Use Google-style docstrings:

def complex_function(
    param1: str,
    param2: int,
    param3: Optional[float] = None,
) -> tuple[str, int]:
    """Short description of function.

    Longer description if needed. Can span multiple lines and
    include examples or important notes.

    Args:
        param1: Description of param1
        param2: Description of param2
        param3: Optional parameter description.

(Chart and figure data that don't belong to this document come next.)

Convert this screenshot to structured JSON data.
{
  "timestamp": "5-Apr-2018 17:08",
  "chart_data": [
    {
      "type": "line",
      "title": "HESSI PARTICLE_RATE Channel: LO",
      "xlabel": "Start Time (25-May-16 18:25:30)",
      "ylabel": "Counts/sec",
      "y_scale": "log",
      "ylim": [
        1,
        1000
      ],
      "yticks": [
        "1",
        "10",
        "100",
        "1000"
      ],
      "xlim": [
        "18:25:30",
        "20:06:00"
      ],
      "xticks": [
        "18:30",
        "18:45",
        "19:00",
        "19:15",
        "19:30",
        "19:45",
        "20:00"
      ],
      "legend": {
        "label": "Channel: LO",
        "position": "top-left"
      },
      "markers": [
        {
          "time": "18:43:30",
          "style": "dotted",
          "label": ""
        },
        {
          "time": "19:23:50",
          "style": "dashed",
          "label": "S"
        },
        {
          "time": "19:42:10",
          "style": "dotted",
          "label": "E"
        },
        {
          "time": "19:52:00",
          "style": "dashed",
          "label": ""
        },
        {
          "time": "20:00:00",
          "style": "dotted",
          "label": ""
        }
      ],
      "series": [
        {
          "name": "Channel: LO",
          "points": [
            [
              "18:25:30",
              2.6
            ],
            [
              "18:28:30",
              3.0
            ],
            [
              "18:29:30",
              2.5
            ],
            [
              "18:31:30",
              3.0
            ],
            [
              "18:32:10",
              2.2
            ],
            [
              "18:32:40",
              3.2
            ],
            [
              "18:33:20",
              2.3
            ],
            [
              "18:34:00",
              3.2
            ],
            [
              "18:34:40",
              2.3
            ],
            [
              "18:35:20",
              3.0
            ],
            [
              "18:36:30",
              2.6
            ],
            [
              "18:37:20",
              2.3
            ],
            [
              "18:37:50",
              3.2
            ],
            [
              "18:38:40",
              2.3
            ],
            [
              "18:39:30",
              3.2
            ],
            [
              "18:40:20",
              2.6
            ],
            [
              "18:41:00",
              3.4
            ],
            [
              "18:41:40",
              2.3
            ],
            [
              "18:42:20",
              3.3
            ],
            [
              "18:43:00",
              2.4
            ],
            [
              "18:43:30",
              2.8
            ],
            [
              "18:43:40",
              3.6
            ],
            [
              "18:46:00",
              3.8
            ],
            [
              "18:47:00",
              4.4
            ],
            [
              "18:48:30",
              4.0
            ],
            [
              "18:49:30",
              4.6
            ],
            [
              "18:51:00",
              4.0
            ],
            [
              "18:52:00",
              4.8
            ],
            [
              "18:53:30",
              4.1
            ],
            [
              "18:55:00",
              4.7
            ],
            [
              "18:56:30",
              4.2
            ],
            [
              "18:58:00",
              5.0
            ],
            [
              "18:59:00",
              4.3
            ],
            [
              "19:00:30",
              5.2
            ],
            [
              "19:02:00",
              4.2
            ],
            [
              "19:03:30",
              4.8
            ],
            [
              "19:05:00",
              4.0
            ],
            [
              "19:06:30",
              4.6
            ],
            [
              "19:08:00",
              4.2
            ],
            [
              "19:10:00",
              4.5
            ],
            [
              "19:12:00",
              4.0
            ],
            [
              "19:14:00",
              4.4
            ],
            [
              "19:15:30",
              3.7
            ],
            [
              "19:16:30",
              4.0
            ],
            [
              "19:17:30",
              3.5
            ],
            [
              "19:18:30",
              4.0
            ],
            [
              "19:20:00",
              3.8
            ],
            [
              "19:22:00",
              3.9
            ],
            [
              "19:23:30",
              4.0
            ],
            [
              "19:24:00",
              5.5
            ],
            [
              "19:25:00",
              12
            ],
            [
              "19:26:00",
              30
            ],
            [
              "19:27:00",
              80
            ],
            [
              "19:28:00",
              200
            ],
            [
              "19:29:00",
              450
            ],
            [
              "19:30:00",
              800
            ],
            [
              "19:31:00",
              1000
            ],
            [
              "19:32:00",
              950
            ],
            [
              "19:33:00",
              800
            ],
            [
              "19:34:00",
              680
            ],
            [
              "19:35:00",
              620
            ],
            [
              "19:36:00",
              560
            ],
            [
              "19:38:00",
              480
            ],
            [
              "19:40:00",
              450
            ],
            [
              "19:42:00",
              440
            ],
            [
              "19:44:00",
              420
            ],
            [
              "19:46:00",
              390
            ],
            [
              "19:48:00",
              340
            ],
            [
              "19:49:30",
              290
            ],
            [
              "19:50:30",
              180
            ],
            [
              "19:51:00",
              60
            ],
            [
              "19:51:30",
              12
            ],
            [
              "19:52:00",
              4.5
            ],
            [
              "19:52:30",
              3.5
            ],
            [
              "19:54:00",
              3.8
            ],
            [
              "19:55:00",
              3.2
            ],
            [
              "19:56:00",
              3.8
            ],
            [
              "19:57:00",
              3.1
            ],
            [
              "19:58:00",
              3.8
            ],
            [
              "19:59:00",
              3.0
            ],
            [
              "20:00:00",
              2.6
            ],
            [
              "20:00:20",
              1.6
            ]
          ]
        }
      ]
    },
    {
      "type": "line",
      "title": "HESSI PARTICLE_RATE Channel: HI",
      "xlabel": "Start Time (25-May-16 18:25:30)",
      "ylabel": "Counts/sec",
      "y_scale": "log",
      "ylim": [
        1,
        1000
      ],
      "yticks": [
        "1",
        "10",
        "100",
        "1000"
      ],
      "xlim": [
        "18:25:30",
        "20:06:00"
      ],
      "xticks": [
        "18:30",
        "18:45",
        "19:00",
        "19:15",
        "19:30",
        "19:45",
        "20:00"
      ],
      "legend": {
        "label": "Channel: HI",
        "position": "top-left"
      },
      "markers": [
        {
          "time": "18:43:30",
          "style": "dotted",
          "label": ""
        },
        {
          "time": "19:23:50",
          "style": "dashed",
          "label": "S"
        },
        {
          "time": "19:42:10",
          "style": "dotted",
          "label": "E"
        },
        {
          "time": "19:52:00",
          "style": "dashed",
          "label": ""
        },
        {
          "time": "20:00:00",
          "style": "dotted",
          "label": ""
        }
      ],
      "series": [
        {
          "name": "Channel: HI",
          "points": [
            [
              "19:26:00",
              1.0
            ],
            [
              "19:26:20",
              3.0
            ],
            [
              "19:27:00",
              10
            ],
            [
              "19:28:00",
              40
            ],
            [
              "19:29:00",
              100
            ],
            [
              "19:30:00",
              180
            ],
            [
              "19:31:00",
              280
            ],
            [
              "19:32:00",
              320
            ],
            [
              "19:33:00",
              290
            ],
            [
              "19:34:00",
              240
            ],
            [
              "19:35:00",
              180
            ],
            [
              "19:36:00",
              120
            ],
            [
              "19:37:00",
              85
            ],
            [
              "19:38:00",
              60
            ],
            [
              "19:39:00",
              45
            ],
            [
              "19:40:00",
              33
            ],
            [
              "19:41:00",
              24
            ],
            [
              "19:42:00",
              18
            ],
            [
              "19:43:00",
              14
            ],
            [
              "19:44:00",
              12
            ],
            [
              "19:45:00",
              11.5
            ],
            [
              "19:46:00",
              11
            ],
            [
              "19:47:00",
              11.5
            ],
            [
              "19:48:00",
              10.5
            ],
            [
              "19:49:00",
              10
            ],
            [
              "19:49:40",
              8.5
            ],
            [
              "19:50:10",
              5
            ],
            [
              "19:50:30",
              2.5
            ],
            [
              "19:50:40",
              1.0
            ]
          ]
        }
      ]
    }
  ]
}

Defaults to None.

    Returns:
        A tuple containing:
        - Processed string value
        - Count of operations

    Raises:
        ValueError: If param2 is negative
        TypeError: If param1 is not a string

    Examples:
        >>> result = complex_function("test", 5)
        >>> print(result)
        ('processed_test', 5)
    """

Updating Documentation¶

Update relevant .md files in docs_src/
Add examples for new features
Update the changelog
Run docs locally to verify:
```
mkdocs serve
```

Submitting Pull Requests¶

PR Checklist¶

[ ] Tests pass (pytest)
[ ] Code is formatted (ruff format)
[ ] No linting errors (ruff check)
[ ] Type checks pass (mypy)
[ ] Documentation updated
[ ] Changelog entry added
[ ] PR description is clear

PR Template¶

## Description
Brief description of changes

## Type of Change
- [ ] Bug fix
- [ ] New feature
- [ ] Breaking change
- [ ] Documentation update

## Testing
- [ ] Unit tests pass
- [ ] Integration tests pass
- [ ] Manual testing completed

## Checklist
- [ ] My code follows the project style
- [ ] I've added tests for my changes
- [ ] I've updated documentation
- [ ] I've added a changelog entry

Getting Help¶

Resources¶

Communication¶

Bug Reports: Use GitHub Issues with the bug template
Feature Requests: Use GitHub Issues with the feature template
Questions: Use GitHub Discussions
Security Issues: Email security@ganymede.bio

Code of Conduct¶

We follow the Contributor Covenant Code of Conduct. Please read and follow it in all interactions.

License¶

By contributing, you agree that your contributions will be licensed under the MIT License.